We find the concept of sacrifice throughout scripture, so it is worth bearing in mind what the English word means. It comes from Latin sacrificium, meaning to make (facere) Holy (sacer). It’s not an idea that has found popularity in modern culture. Nowadays it tends to imply depriving ourselves of something we would really rather keep. To give up too has negative connotations. But consider giving up as lifting to a more enlightened state of being and the connotation changes. What we make holy enriches us at a much higher level, and the rewards, whether earthly or heavenly become worth the effort.
Often it is fear of deprivation that makes the austerity of sacrifice seem frightening. The alternative is non-attachment to worldly things, in the knowledge that we will always have what we need.
This is the theme of Psalm 23, “God is my Shepherd, I shall not lack”. Jesus too observes, “Look at the birds of the air; they do not sow or reap or store away in barns, and yet your heavenly Father feeds them. Are you not much more valuable than they?”¹ Both are about trust. Not a blind faith but an inner knowing that we are not alone and that “my cup overflows”. The word Shepherd in the original Hebrew also means ‘Beloved’. Consider: “God is my Beloved, I shall not lack”. Faith too is an act of love.

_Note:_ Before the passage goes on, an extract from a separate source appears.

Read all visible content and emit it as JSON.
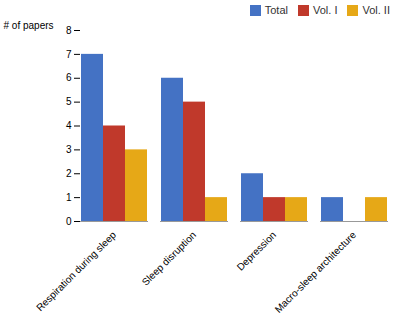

Lent represents our time in the wilderness, the dark night of the soul, when we feel as though we are indeed walking in “The Valley of the Shadow of Death” (more literally in Hebrew “the morbid valley”). But what is death, if not transformation? God restores my nefesh, my animal soul, enabling me thereby to complete the tasks of life; or provides a new nefesh so that the work may continue with renewed vigour in another life. Jesus accepts Crucifixion, so that Resurrection is inevitable and immutable.
When I read the newspapers in the morning, everything seems to be in such a state of chaos that it is hard to find hope. (I’m thinking of giving up newspapers for Lent!) Brexit, economic austerity, Mr Trump’s twittering, Isis, Syrian refugee camps etc… These are the trials of the modern world. Read scripture, indeed look at any history book, you will find the same stories re-enacted over and again. The sacrifices of Lent are a reminder that, in the face of adversity, giving up those things we fear to lose can transform into giving up fear itself.
“Raise up your heads, O gates, and be uplifted…so that the King of Glory may enter”² – the ultimate harvest is here and now!
¹Matthew 6:26. Having no Greek, I’ve borrowed the New International Version. The translations from Psalm 23 are from the Stone Edition, and follows a traditional Jewish reading. The King James Version is more familiar and poetic, The Lord is my shepherd I shall not want, but not as close to the original text.
²Psalm 24 – the sequence of Psalms is wonderful, I am restored in Psalm 23 ready to ascend the Holy Mountain in Psalm 24!